4

I'm in the process of writing a data checker to review spss files and need to programmatically handle different checks. The first step is to access an spss file, convert it to a pandas dataframe and run my checks from there. The only way I've found to do this is through RPY2. I know very little R unfortunately and can't get either solution below to work. Any help/literature would be much appreciated.

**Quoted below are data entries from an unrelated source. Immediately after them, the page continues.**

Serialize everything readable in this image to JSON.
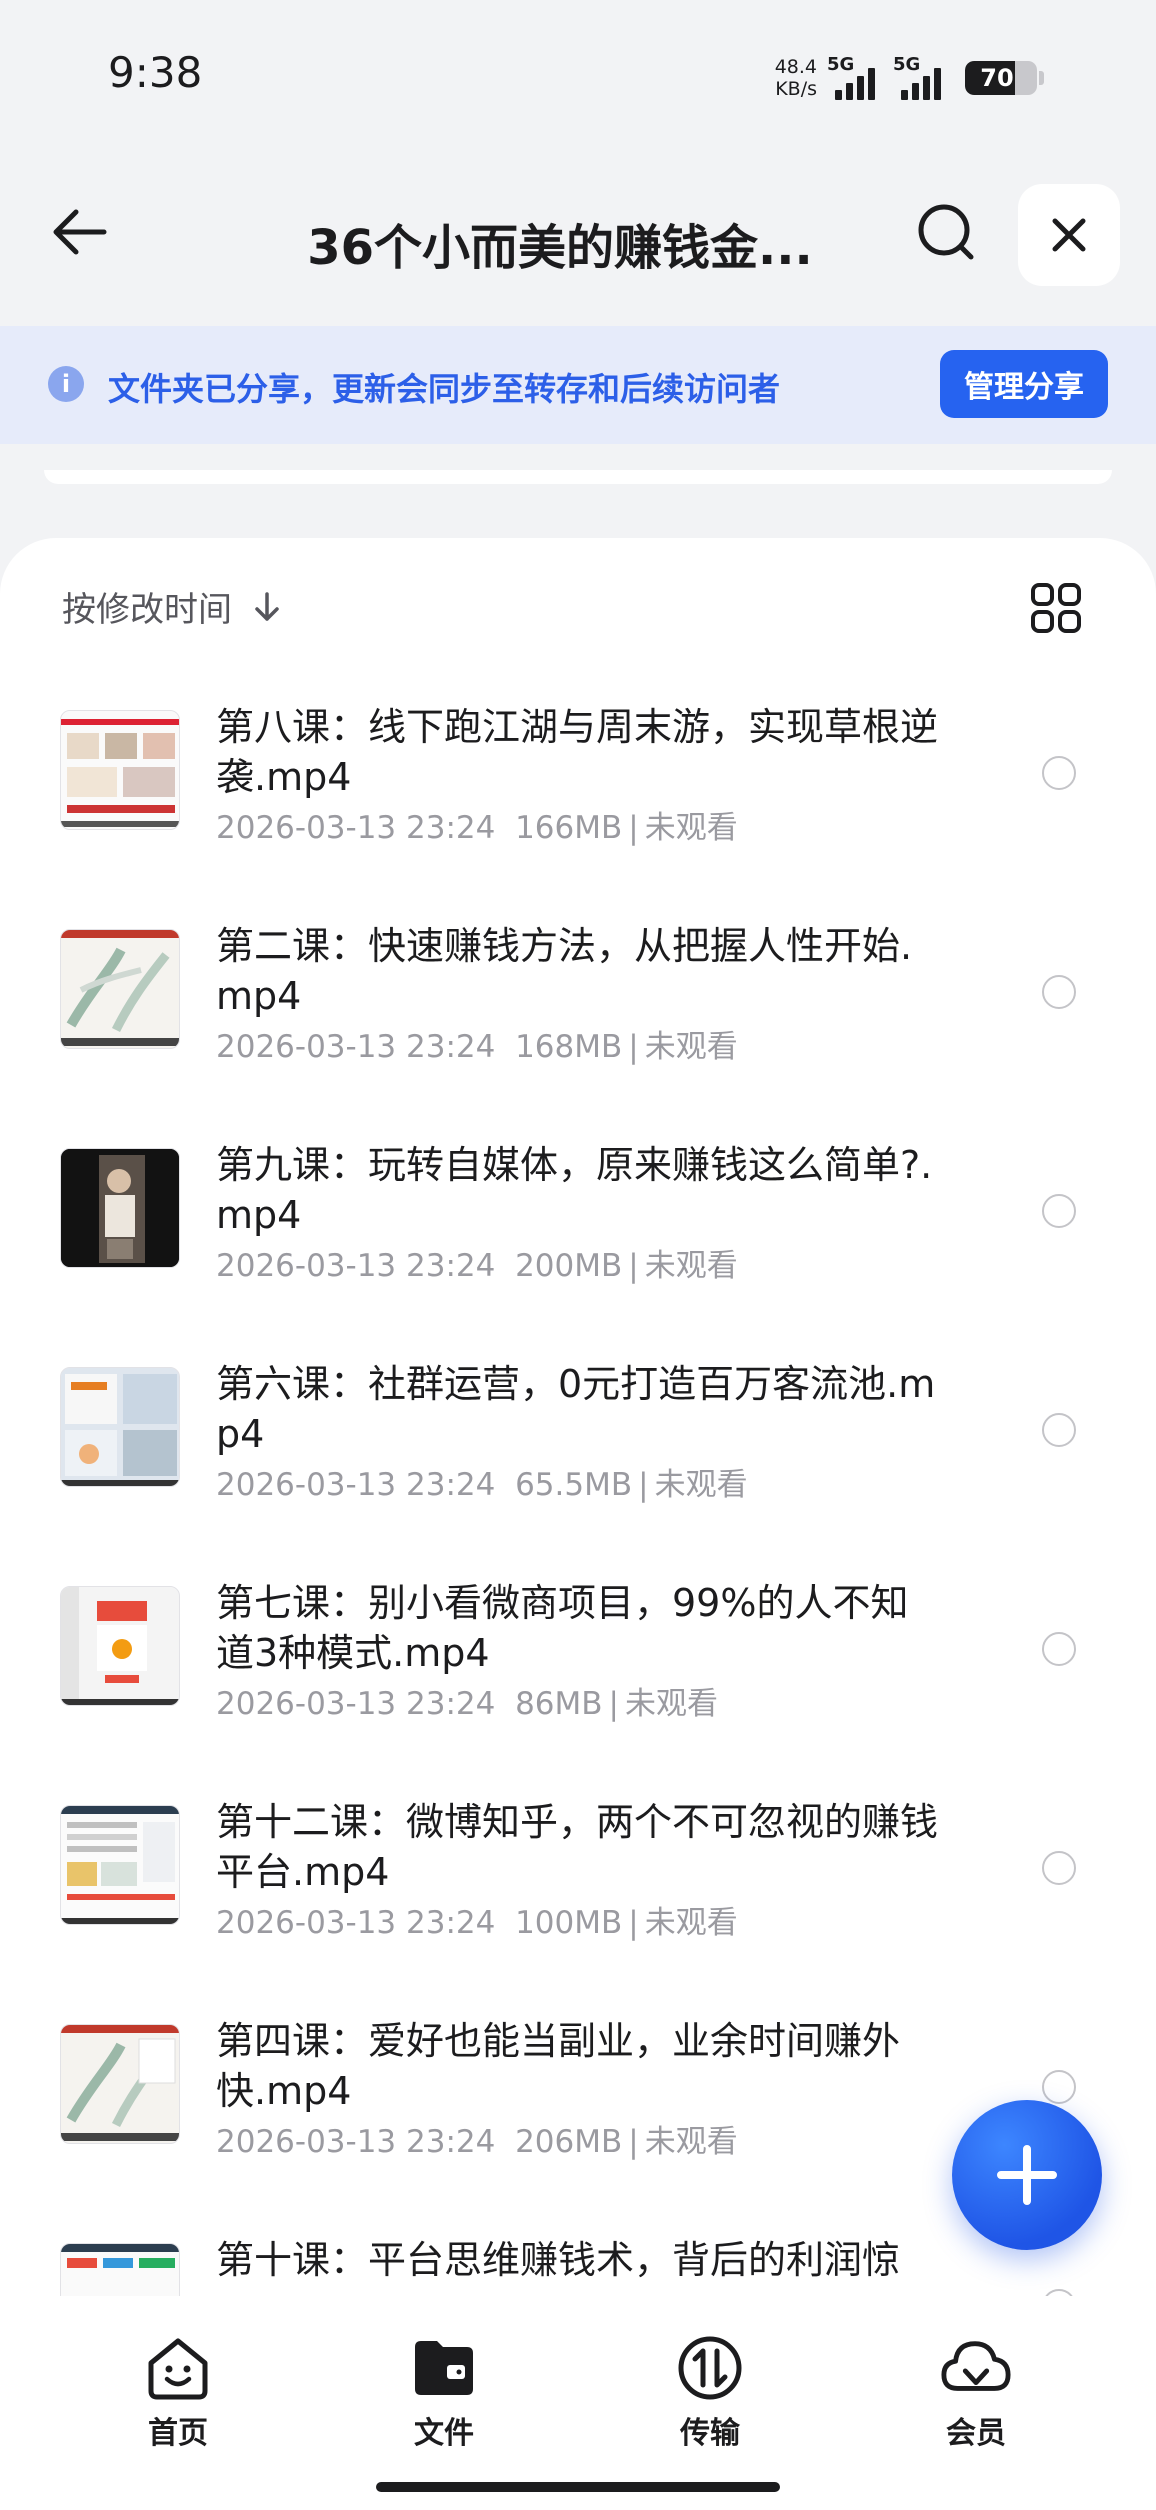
{
  "status_bar": {
    "time": "9:38",
    "net_speed_value": "48.4",
    "net_speed_unit": "KB/s",
    "signal_1_label": "5G",
    "signal_2_label": "5G",
    "battery_level": "70",
    "battery_percent": 70
  },
  "header": {
    "title": "36个小而美的赚钱金...",
    "back_icon": "arrow-left-icon",
    "search_icon": "search-icon",
    "close_icon": "close-icon"
  },
  "share_banner": {
    "text": "文件夹已分享，更新会同步至转存和后续访问者",
    "button_label": "管理分享",
    "info_icon": "info-icon",
    "info_glyph": "i"
  },
  "sort": {
    "label": "按修改时间",
    "direction_icon": "arrow-down-icon",
    "view_icon": "grid-view-icon"
  },
  "files": [
    {
      "name": "第八课：线下跑江湖与周末游，实现草根逆袭.mp4",
      "date": "2026-03-13 23:24",
      "size": "166MB",
      "status": "未观看"
    },
    {
      "name": "第二课：快速赚钱方法，从把握人性开始.mp4",
      "date": "2026-03-13 23:24",
      "size": "168MB",
      "status": "未观看"
    },
    {
      "name": "第九课：玩转自媒体，原来赚钱这么简单?.mp4",
      "date": "2026-03-13 23:24",
      "size": "200MB",
      "status": "未观看"
    },
    {
      "name": "第六课：社群运营，0元打造百万客流池.mp4",
      "date": "2026-03-13 23:24",
      "size": "65.5MB",
      "status": "未观看"
    },
    {
      "name": "第七课：别小看微商项目，99%的人不知道3种模式.mp4",
      "date": "2026-03-13 23:24",
      "size": "86MB",
      "status": "未观看"
    },
    {
      "name": "第十二课：微博知乎，两个不可忽视的赚钱平台.mp4",
      "date": "2026-03-13 23:24",
      "size": "100MB",
      "status": "未观看"
    },
    {
      "name": "第四课：爱好也能当副业，业余时间赚外快.mp4",
      "date": "2026-03-13 23:24",
      "size": "206MB",
      "status": "未观看"
    },
    {
      "name": "第十课：平台思维赚钱术，背后的利润惊",
      "date": "",
      "size": "",
      "status": ""
    }
  ],
  "fab": {
    "icon": "plus-icon"
  },
  "bottom_nav": [
    {
      "label": "首页",
      "icon": "home-face-icon"
    },
    {
      "label": "文件",
      "icon": "folder-icon"
    },
    {
      "label": "传输",
      "icon": "transfer-icon"
    },
    {
      "label": "会员",
      "icon": "cloud-vip-icon"
    }
  ],
  "colors": {
    "accent": "#2663f0",
    "banner_bg": "#e6ebfa",
    "banner_text": "#2c5fe8",
    "meta_text": "#9a9aa0"
  }
}
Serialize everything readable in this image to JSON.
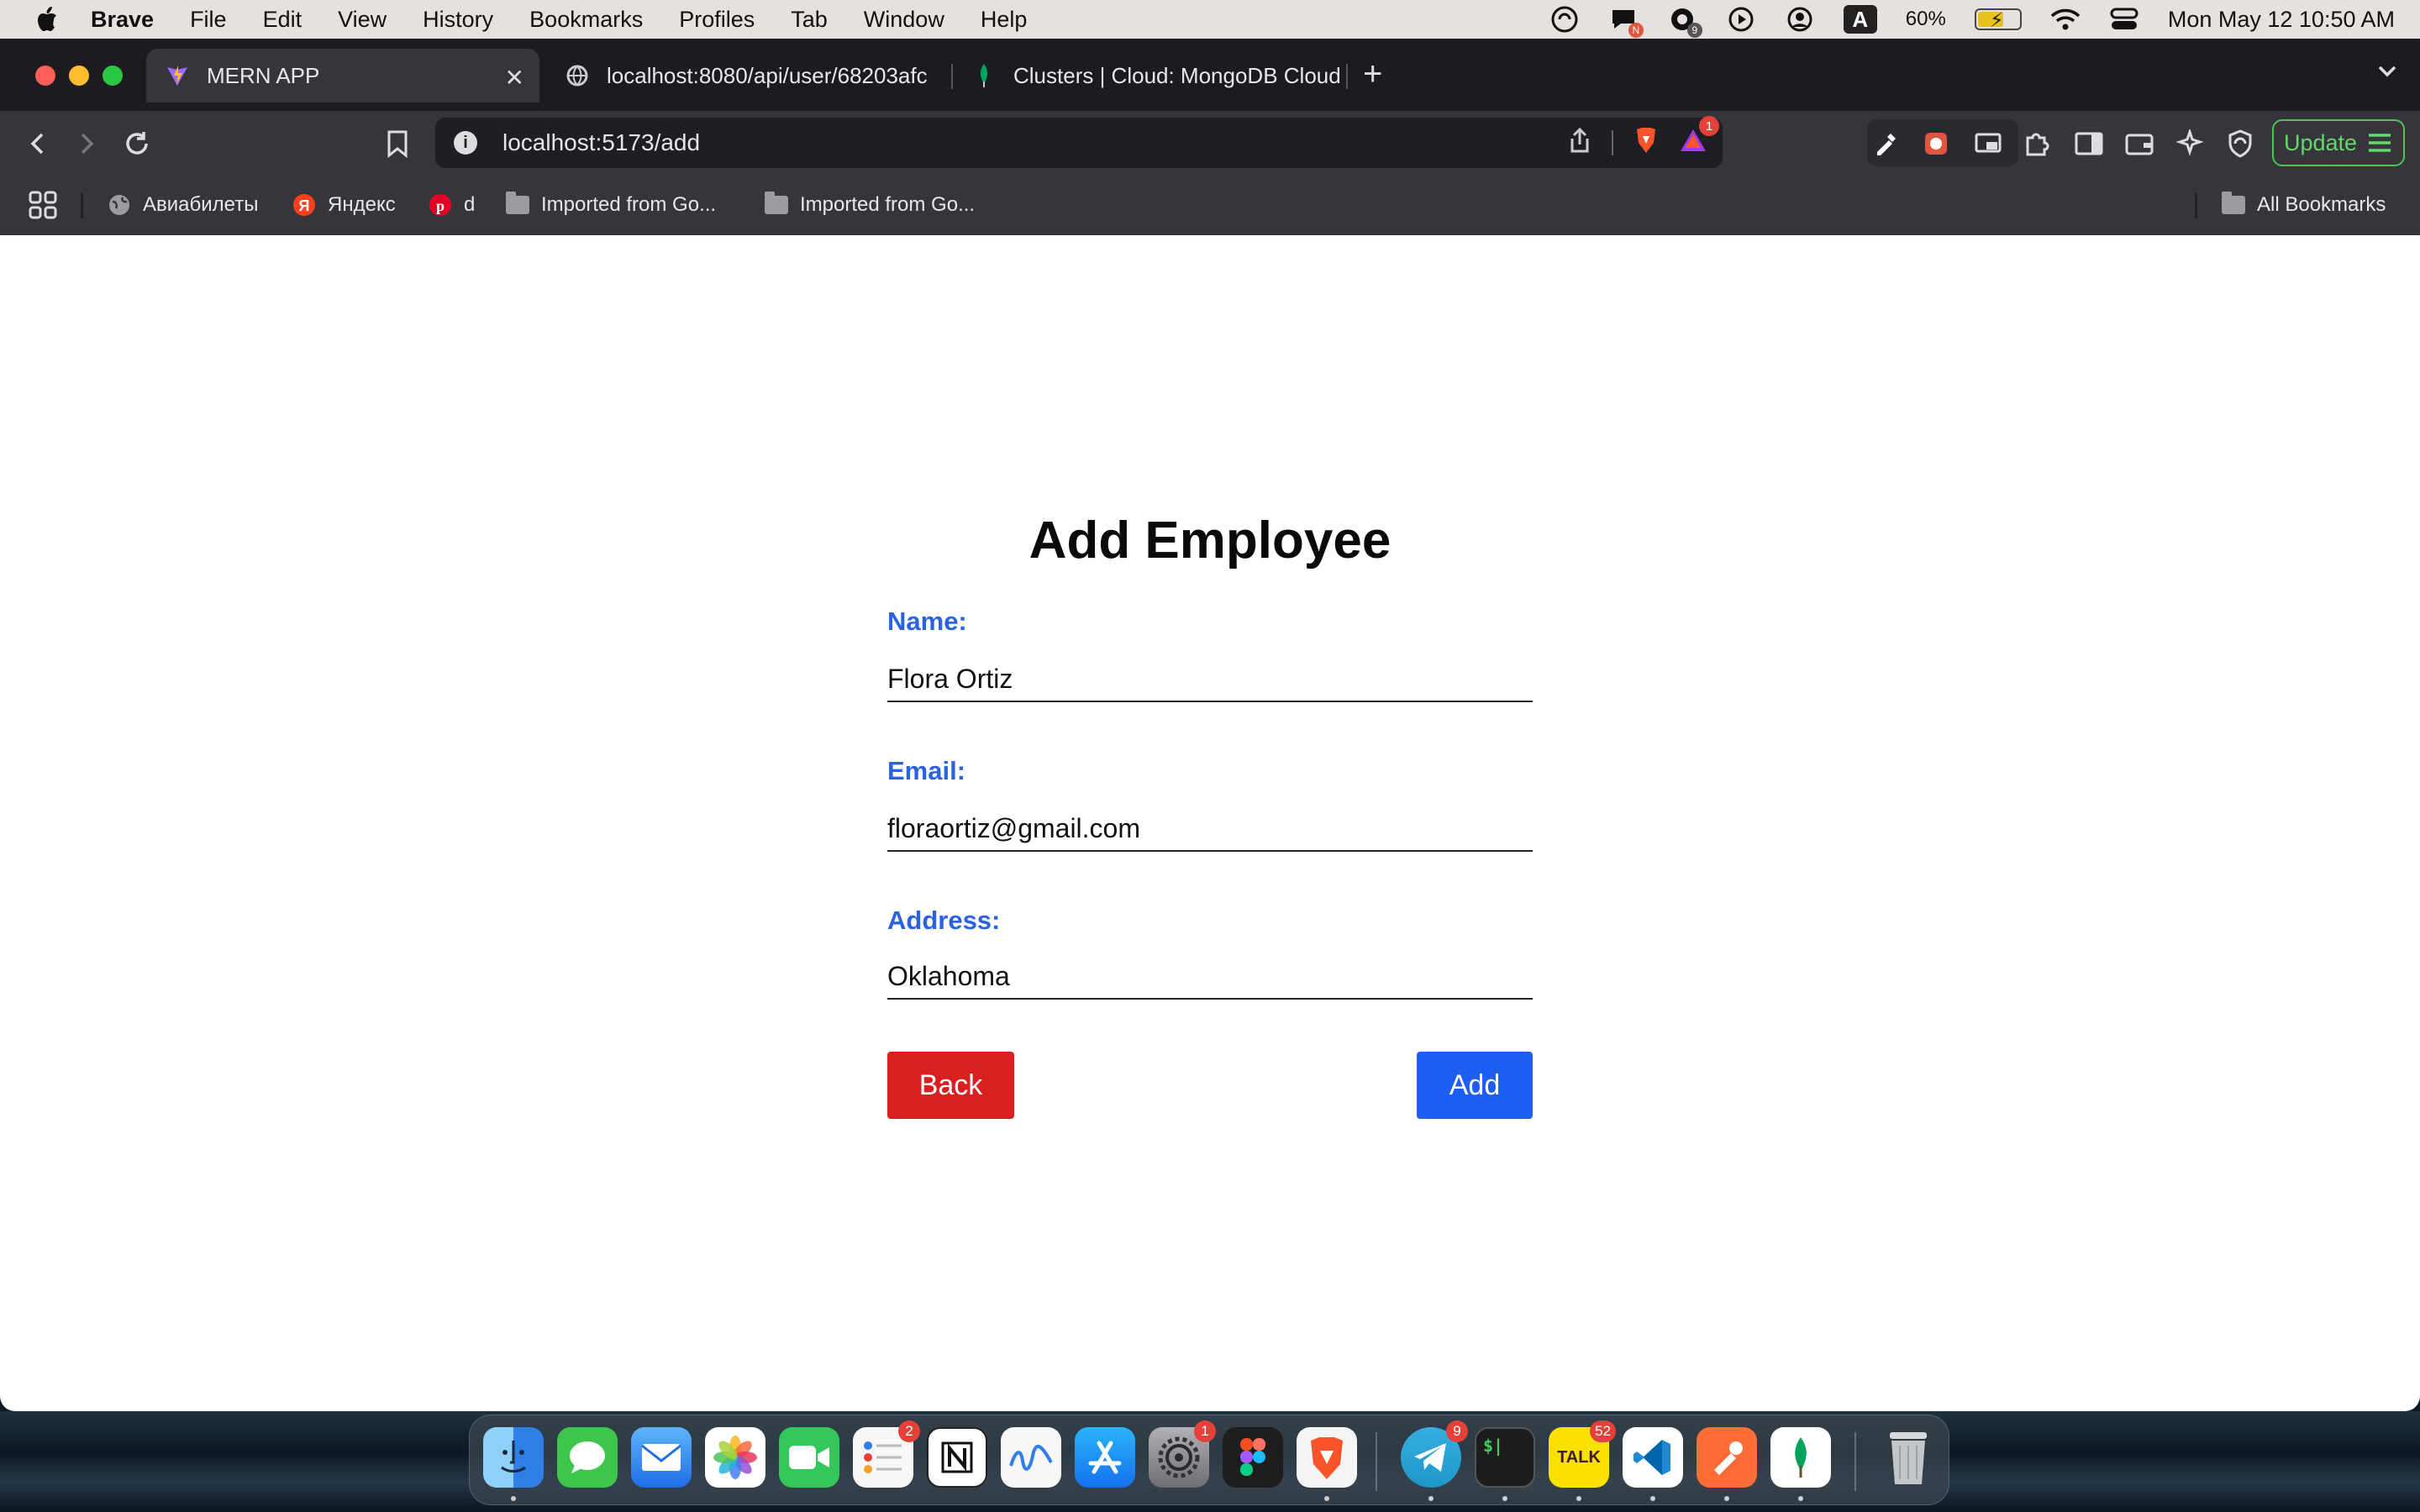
{
  "menubar": {
    "app_name": "Brave",
    "items": [
      "File",
      "Edit",
      "View",
      "History",
      "Bookmarks",
      "Profiles",
      "Tab",
      "Window",
      "Help"
    ],
    "battery_percent": "60%",
    "input_source": "A",
    "clock": "Mon May 12  10:50 AM",
    "status_icons": [
      "copilot-icon",
      "messenger-icon",
      "chatgpt-icon",
      "play-icon",
      "user-icon",
      "input-source-icon",
      "battery-icon",
      "wifi-icon",
      "control-center-icon"
    ],
    "badges": {
      "messenger": "N",
      "chatgpt": "9"
    }
  },
  "browser": {
    "tabs": [
      {
        "title": "MERN APP",
        "icon": "vite-icon",
        "active": true
      },
      {
        "title": "localhost:8080/api/user/68203afc",
        "icon": "globe-icon",
        "active": false
      },
      {
        "title": "Clusters | Cloud: MongoDB Cloud",
        "icon": "mongodb-leaf-icon",
        "active": false
      }
    ],
    "url": "localhost:5173/add",
    "brave_alert_count": "1",
    "update_label": "Update",
    "bookmarks": [
      {
        "label": "Авиабилеты",
        "icon": "globe-icon"
      },
      {
        "label": "Яндекс",
        "icon": "yandex-icon"
      },
      {
        "label": "d",
        "icon": "pinterest-icon"
      },
      {
        "label": "Imported from Go...",
        "icon": "folder-icon"
      },
      {
        "label": "Imported from Go...",
        "icon": "folder-icon"
      }
    ],
    "all_bookmarks_label": "All Bookmarks"
  },
  "form": {
    "title": "Add Employee",
    "name_label": "Name:",
    "name_value": "Flora Ortiz",
    "email_label": "Email:",
    "email_value": "floraortiz@gmail.com",
    "address_label": "Address:",
    "address_value": "Oklahoma",
    "back_label": "Back",
    "add_label": "Add",
    "colors": {
      "label": "#2a62e0",
      "back": "#d91f1f",
      "add": "#1f5ef3"
    }
  },
  "dock": {
    "apps": [
      {
        "name": "Finder",
        "icon": "finder-icon",
        "color": "#3a8df0"
      },
      {
        "name": "Messages",
        "icon": "messages-icon",
        "color": "#3cc64b"
      },
      {
        "name": "Mail",
        "icon": "mail-icon",
        "color": "#3b82f6"
      },
      {
        "name": "Photos",
        "icon": "photos-icon",
        "color": "#f1c232"
      },
      {
        "name": "FaceTime",
        "icon": "facetime-icon",
        "color": "#34c759"
      },
      {
        "name": "Reminders",
        "icon": "reminders-icon",
        "color": "#f5f5f5",
        "badge": "2"
      },
      {
        "name": "Notion",
        "icon": "notion-icon",
        "color": "#ffffff"
      },
      {
        "name": "Freeform",
        "icon": "freeform-icon",
        "color": "#f5f5f5"
      },
      {
        "name": "App Store",
        "icon": "app-store-icon",
        "color": "#1c8ef2"
      },
      {
        "name": "System Settings",
        "icon": "settings-icon",
        "color": "#8e8e93",
        "badge": "1"
      },
      {
        "name": "Figma",
        "icon": "figma-icon",
        "color": "#1e1e1e"
      },
      {
        "name": "Brave",
        "icon": "brave-icon",
        "color": "#f4f4f4"
      },
      {
        "name": "Telegram",
        "icon": "telegram-icon",
        "color": "#2ea6e0",
        "badge": "9"
      },
      {
        "name": "Terminal",
        "icon": "terminal-icon",
        "color": "#1d1d1d"
      },
      {
        "name": "KakaoTalk",
        "icon": "kakaotalk-icon",
        "color": "#fae100",
        "badge": "52"
      },
      {
        "name": "VS Code",
        "icon": "vscode-icon",
        "color": "#ffffff"
      },
      {
        "name": "Postman",
        "icon": "postman-icon",
        "color": "#ff6c37"
      },
      {
        "name": "MongoDB Compass",
        "icon": "mongodb-icon",
        "color": "#ffffff"
      },
      {
        "name": "Trash",
        "icon": "trash-icon",
        "color": "#cfd3d6"
      }
    ],
    "terminal_glyph": "$|",
    "kakao_glyph": "TALK"
  }
}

I've pulled some stuff from other posts and created this:

Using RPY2

from rpy2.robjects import pandas2ri
from rpy2.robjects import r
from pathlib import Path
import pyreadstat
pandas2ri.activate()

w = r('foreign::read.spss("%s", to.data.frame=TRUE)' % filename)
df = pandas2ri.ri2py(w)
df.head()
w.head()

Error:

rpy2.rinterface_lib.embedded.RRuntimeError: Error in foreign::read.spss("path to test.sav",  : 
  error reading system-file header

Using pyreadstat (this gives me the columns, but errors out when I attempt to get the underlying data)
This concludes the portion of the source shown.